In a groundbreaking feat of engineering, a Chinese research team has developed a palm-sized deep-sea robot capable of navigating the crushing pressures of the Mariana Trench—Earth’s deepest oceanic abyss at 10,666 meters. The 1.5-kilogram robot, designed by scientists from Beijing University of Aeronautics and Astronautics (BUAA), the Chinese Academy of Sciences, and Zhejiang University, has successfully performed swimming, gliding, and crawling motions in extreme conditions, marking the first time a submersible of this scale has achieved multimodal mobility at such depths.
Defying the “Pressure of a Small Iceberg”
The robot’s breakthrough lies in its flexible, bionic design, inspired by deep-sea creatures like batfish and snailfish. Traditional rigid submersibles, which weigh several tons, rely on bulky pressure-resistant hulls. In contrast, this robot employs a chiral bistable metamaterial structure that converts high pressure (up to 110 MPa, equivalent to “a one-ton rhinoceros standing on a fingernail”) into a performance enhancer. The material’s rapid “snap-through” motion between two stable states allows efficient propulsion even under extreme stress.

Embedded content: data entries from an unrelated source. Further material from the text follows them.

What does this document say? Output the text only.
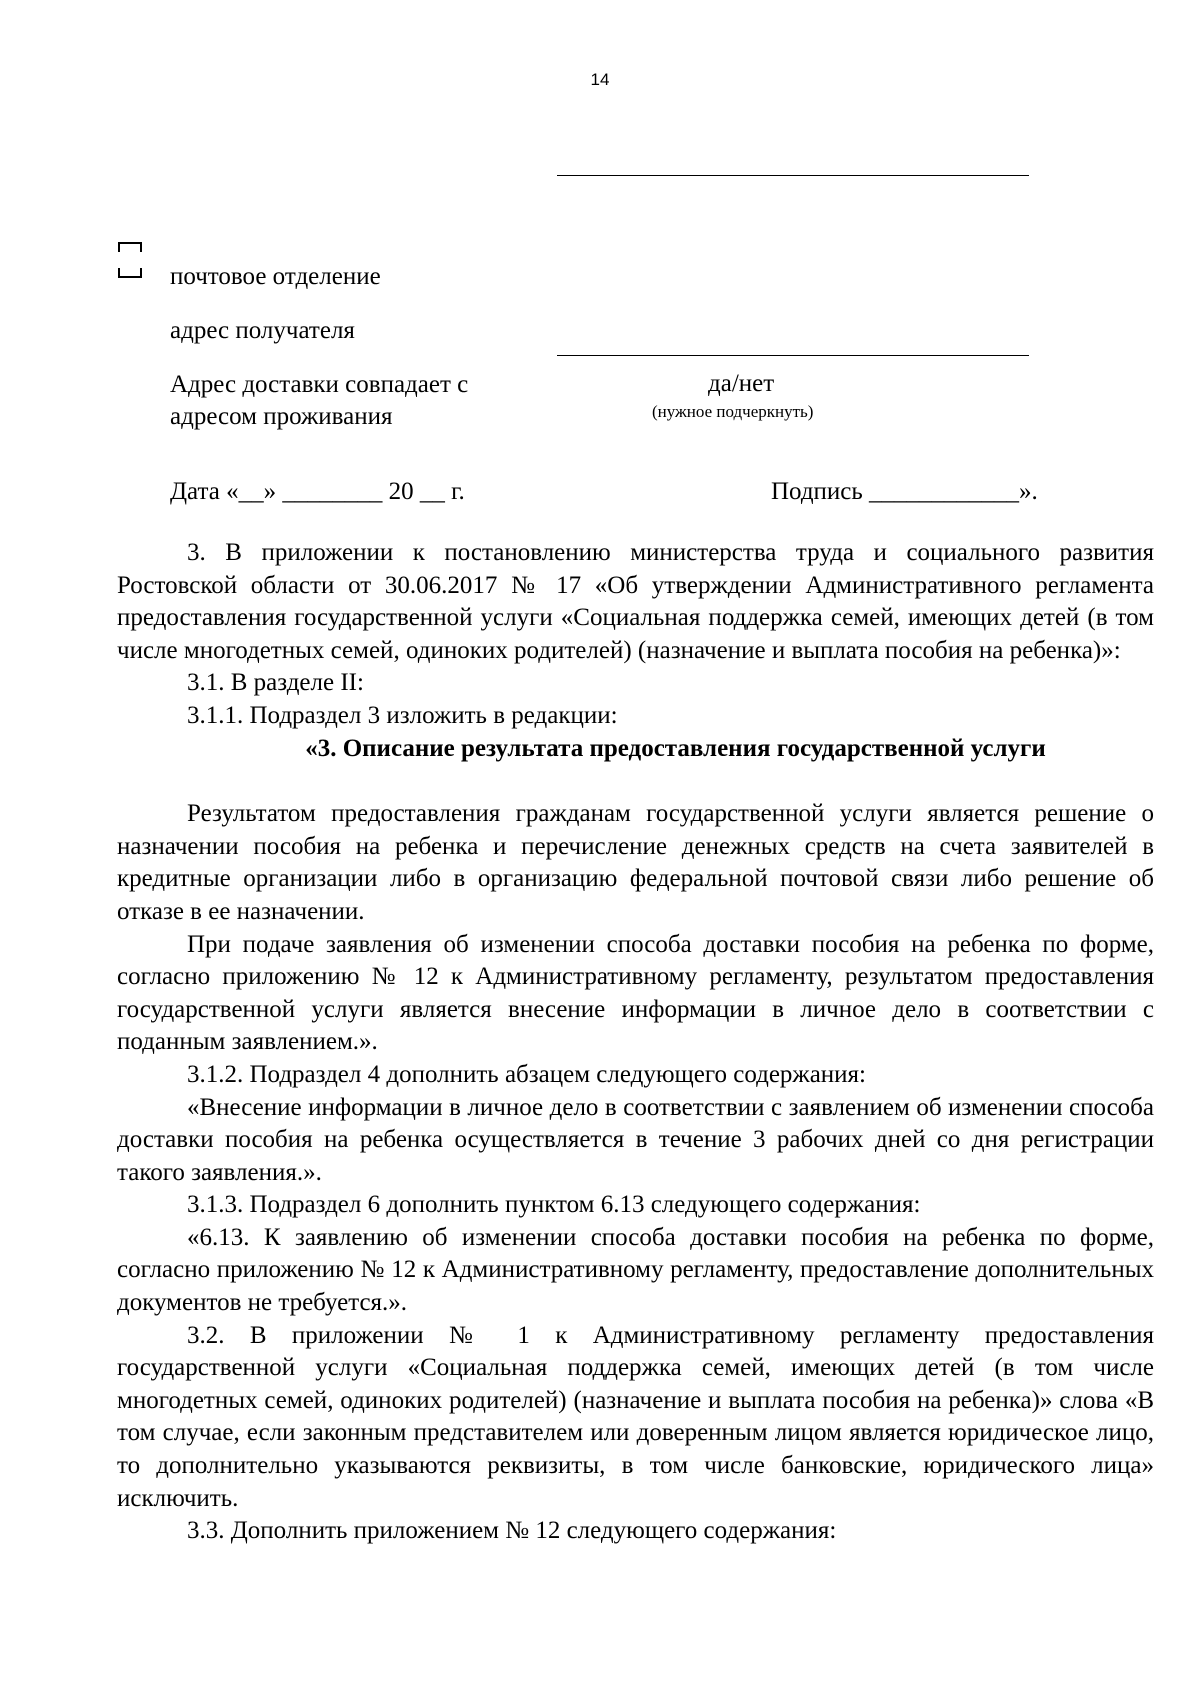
14
почтовое отделение
адрес получателя
Адрес доставки совпадает с
адресом проживания
да/нет
(нужное подчеркнуть)
Дата «__» ________ 20 __ г.	Подпись ____________».

3. В приложении к постановлению министерства труда и социального развития Ростовской области от 30.06.2017 № 17 «Об утверждении Административного регламента предоставления государственной услуги «Социальная поддержка семей, имеющих детей (в том числе многодетных семей, одиноких родителей) (назначение и выплата пособия на ребенка)»:

3.1. В разделе II:

3.1.1. Подраздел 3 изложить в редакции:

«3. Описание результата предоставления государственной услуги

Результатом предоставления гражданам государственной услуги является решение о назначении пособия на ребенка и перечисление денежных средств на счета заявителей в кредитные организации либо в организацию федеральной почтовой связи либо решение об отказе в ее назначении.

При подаче заявления об изменении способа доставки пособия на ребенка по форме, согласно приложению № 12 к Административному регламенту, результатом предоставления государственной услуги является внесение информации в личное дело в соответствии с поданным заявлением.».

3.1.2. Подраздел 4 дополнить абзацем следующего содержания:

«Внесение информации в личное дело в соответствии с заявлением об изменении способа доставки пособия на ребенка осуществляется в течение 3 рабочих дней со дня регистрации такого заявления.».

3.1.3. Подраздел 6 дополнить пунктом 6.13 следующего содержания:

«6.13. К заявлению об изменении способа доставки пособия на ребенка по форме, согласно приложению № 12 к Административному регламенту, предоставление дополнительных документов не требуется.».

3.2. В приложении № 1 к Административному регламенту предоставления государственной услуги «Социальная поддержка семей, имеющих детей (в том числе многодетных семей, одиноких родителей) (назначение и выплата пособия на ребенка)» слова «В том случае, если законным представителем или доверенным лицом является юридическое лицо, то дополнительно указываются реквизиты, в том числе банковские, юридического лица» исключить.

3.3. Дополнить приложением № 12 следующего содержания:
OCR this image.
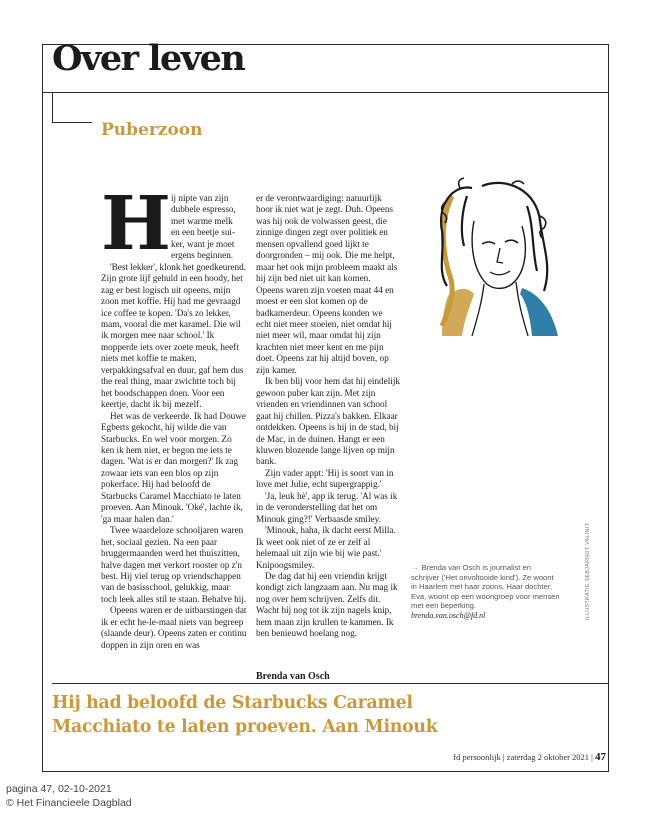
Over leven
Puberzoon
H ij nipte van zijn
dubbele espresso,
met warme melk
en een beetje sui-
ker, want je moet
ergens beginnen.

'Best lekker', klonk het goedkeurend. Zijn grote lijf gehuld in een hoody, het zag er best logisch uit opeens, mijn zoon met koffie. Hij had me gevraagd ice coffee te kopen. 'Da's zo lekker, mam, vooral die met karamel. Die wil ik morgen mee naar school.' Ik mopperde iets over zoete meuk, heeft niets met koffie te maken, verpakkingsafval en duur, gaf hem dus the real thing, maar zwichtte toch bij het boodschappen doen. Voor een keertje, dacht ik bij mezelf.

Het was de verkeerde. Ik had Douwe Egberts gekocht, hij wilde die van Starbucks. En wel voor morgen. Zo ken ik hem niet, er begon me iets te dagen. 'Wat is er dan morgen?' Ik zag zowaar iets van een blos op zijn pokerface. Hij had beloofd de Starbucks Caramel Macchiato te laten proeven. Aan Minouk. 'Oké', lachte ik, 'ga maar halen dan.'

Twee waardeloze schooljaren waren het, sociaal gezien. Na een paar bruggermaanden werd het thuiszitten, halve dagen met verkort rooster op z'n best. Hij viel terug op vriendschappen van de basisschool, gelukkig, maar toch leek alles stil te staan. Behalve hij.

Opeens waren er de uitbarstingen dat ik er echt he-le-maal niets van begreep (slaande deur). Opeens zaten er continu doppen in zijn oren en was

er de verontwaardiging: natuurlijk hoor ik niet wat je zegt. Duh. Opeens was hij ook de volwassen geest, die zinnige dingen zegt over politiek en mensen opvallend goed lijkt te doorgronden – mij ook. Die me helpt, maar het ook mijn probleem maakt als hij zijn bed niet uit kan komen. Opeens waren zijn voeten maat 44 en moest er een slot komen op de badkamerdeur. Opeens konden we echt niet meer stoeien, niet omdat hij niet meer wil, maar omdat hij zijn krachten niet meer kent en me pijn doet. Opeens zat hij altijd boven, op zijn kamer.

Ik ben blij voor hem dat hij eindelijk gewoon puber kan zijn. Met zijn vrienden en vriendinnen van school gaat hij chillen. Pizza's bakken. Elkaar ontdekken. Opeens is hij in de stad, bij de Mac, in de duinen. Hangt er een kluwen blozende lange lijven op mijn bank.

Zijn vader appt: 'Hij is soort van in love met Julie, echt supergrappig.'

'Ja, leuk hè', app ik terug. 'Al was ik in de veronderstelling dat het om Minouk ging?!' Verbaasde smiley.

'Minouk, haha, ik dacht eerst Milla. Ik weet ook niet of ze er zelf al helemaal uit zijn wie bij wie past.' Knipoogsmiley.

De dag dat hij een vriendin krijgt kondigt zich langzaam aan. Nu mag ik nog over hem schrijven. Zelfs dit. Wacht hij nog tot ik zijn nagels knip, hem maan zijn krullen te kammen. Ik ben benieuwd hoelang nog.

Brenda van Osch
→ Brenda van Osch is journalist en schrijver ('Het onvoltooide kind'). Ze woont in Haarlem met haar zoons. Haar dochter, Eva, woont op een woongroep voor mensen met een beperking.
brenda.van.osch@fd.nl	ILLUSTRATIE SEBJARNOT VALINIT
Hij had beloofd de Starbucks Caramel
Macchiato te laten proeven. Aan Minouk
fd persoonlijk | zaterdag 2 oktober 2021 | 47
pagina 47, 02-10-2021
© Het Financieele Dagblad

From Lab to the Abyss: Testing Beyond Limits
During a two-month expedition in late 2024, the robot was deployed 14 times across the Mariana Trench, the South China Sea’s “Haima Cold Seep” (1,384 meters), and the “Longxi Seamount” (3,756 meters). Remarkably, its swimming speed (33.7 mm/s) and crawling efficiency (21.5 mm/s) in the trench matched—and even surpassed—laboratory performance under normal conditions.
“The robot’s S-shaped undulation mimics biological locomotion, generating reverse Kármán vortices for propulsion. This biomimicry allows it to navigate complex terrains like soft sediments and rocky outcrops with minimal energy consumption.”
— Dr. Wen Li, Lead Scientist at BUAA
A New Era for Deep-Sea Exploration
The robot’s compact size and 100% domestically produced components—a response to global semiconductor export controls—signal a shift toward scalable, cost-effective deep-sea missions. Current applications include cable laying, mineral exploration, and ecological monitoring. Future iterations will integrate AI to enhance autonomy, enabling real-time decision-making for tasks like underwater archaeology or disaster response.